There's no question as to whether every law enforcement officer in the United States should have access to top-tier training in a state-of-the-art facility. Indeed, modern police training facilities with ample space for classroom instruction, computer-aided and virtual reality simulation training, and force-on-force scenario-based exercises should be the standard, not the exception.
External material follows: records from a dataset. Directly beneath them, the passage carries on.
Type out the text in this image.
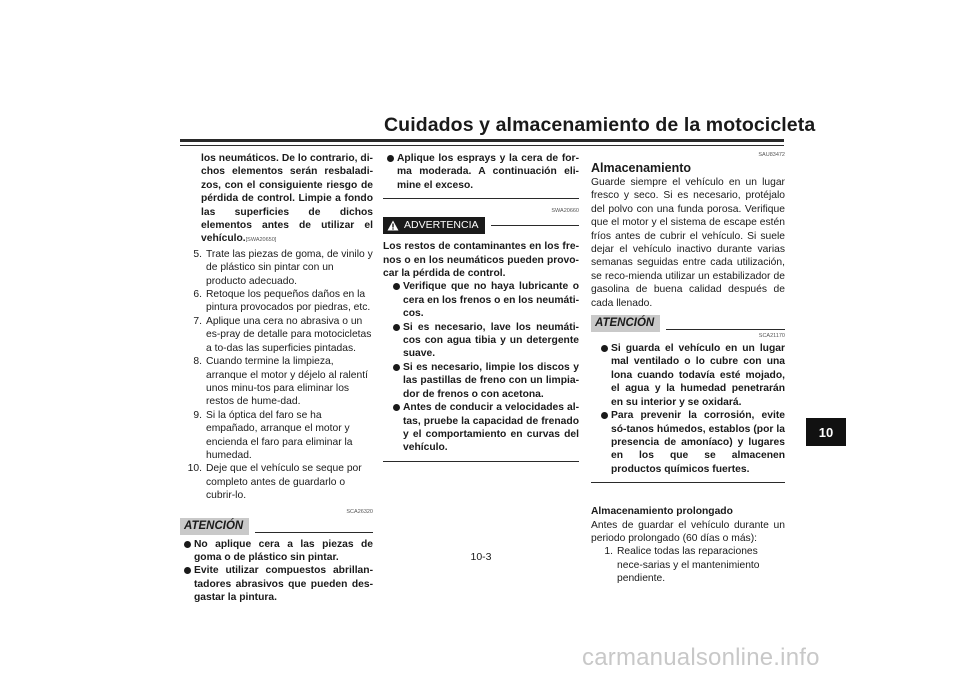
Cuidados y almacenamiento de la motocicleta
10

los neumáticos. De lo contrario, di-chos elementos serán resbaladi-zos, con el consiguiente riesgo de pérdida de control. Limpie a fondo las superficies de dichos elementos antes de utilizar el vehículo.[SWA20650]

5. Trate las piezas de goma, de vinilo y de plástico sin pintar con un producto adecuado.
6. Retoque los pequeños daños en la pintura provocados por piedras, etc.
7. Aplique una cera no abrasiva o un es-pray de detalle para motocicletas a to-das las superficies pintadas.
8. Cuando termine la limpieza, arranque el motor y déjelo al ralentí unos minu-tos para eliminar los restos de hume-dad.
9. Si la óptica del faro se ha empañado, arranque el motor y encienda el faro para eliminar la humedad.
10. Deje que el vehículo se seque por completo antes de guardarlo o cubrir-lo.
SCA26320
ATENCIÓN
No aplique cera a las piezas de goma o de plástico sin pintar.
Evite utilizar compuestos abrillan-tadores abrasivos que pueden des-gastar la pintura.
Aplique los esprays y la cera de for-ma moderada. A continuación eli-mine el exceso.
SWA20660
ADVERTENCIA

Los restos de contaminantes en los fre-nos o en los neumáticos pueden provo-car la pérdida de control.

Verifique que no haya lubricante o cera en los frenos o en los neumáti-cos.
Si es necesario, lave los neumáti-cos con agua tibia y un detergente suave.
Si es necesario, limpie los discos y las pastillas de freno con un limpia-dor de frenos o con acetona.
Antes de conducir a velocidades al-tas, pruebe la capacidad de frenado y el comportamiento en curvas del vehículo.
SAU83472
Almacenamiento

Guarde siempre el vehículo en un lugar fresco y seco. Si es necesario, protéjalo del polvo con una funda porosa. Verifique que el motor y el sistema de escape estén fríos antes de cubrir el vehículo. Si suele dejar el vehículo inactivo durante varias semanas seguidas entre cada utilización, se reco-mienda utilizar un estabilizador de gasolina de buena calidad después de cada llenado.

ATENCIÓN
SCA21170
Si guarda el vehículo en un lugar mal ventilado o lo cubre con una lona cuando todavía esté mojado, el agua y la humedad penetrarán en su interior y se oxidará.
Para prevenir la corrosión, evite só-tanos húmedos, establos (por la presencia de amoníaco) y lugares en los que se almacenen productos químicos fuertes.

Almacenamiento prolongado

Antes de guardar el vehículo durante un periodo prolongado (60 días o más):

1. Realice todas las reparaciones nece-sarias y el mantenimiento pendiente.
10-3
carmanualsonline.info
Sadly, however, making such bold investments is still the exception. For example, earlier this year, Chief Eddie Garcia of the Dallas Police Department called their existing training facilities "embarrassing" as he sought to gain public support for a new training academy on the campus of the University of North Texas. Garcia told local lawmakers that the existing academy has just six small classrooms, a gymnasium with rusted weights, and locker rooms with broken toilets. Plans to make Chief Garcia's proposed upgrade are only now just tentatively approved, and there's no certainty any ground will ever actually be broken on the project.
Elsewhere in the country, many training facilities are decrepit at best and nearly derelict at worst. Many places utilize buildings that have been decommissioned for other purposes—municipally owned buildings deemed unfit for occupancy by city employees or public school students.
More than two full years now removed from the then-popular "defund the police" movement, many elected leaders are running from those previously held positions now that it's lost some of its appeal among the electorate.
Police leaders like Chief McCraw of the Texas DPS certainly have an opportunity to maximize on any renewed interest in "re-funding" the police, particularly amid current calls to make meaningful and impactful investment in law enforcement training.
A new $1.2 billion facility in Florence, Texas appears at first glance to be pretty pricey, but if the new infrastructure ultimately serves all law enforcement agencies in the Lone Star State, the strategy certainly seems sound.
The only remaining question is, will it actually ever really happen?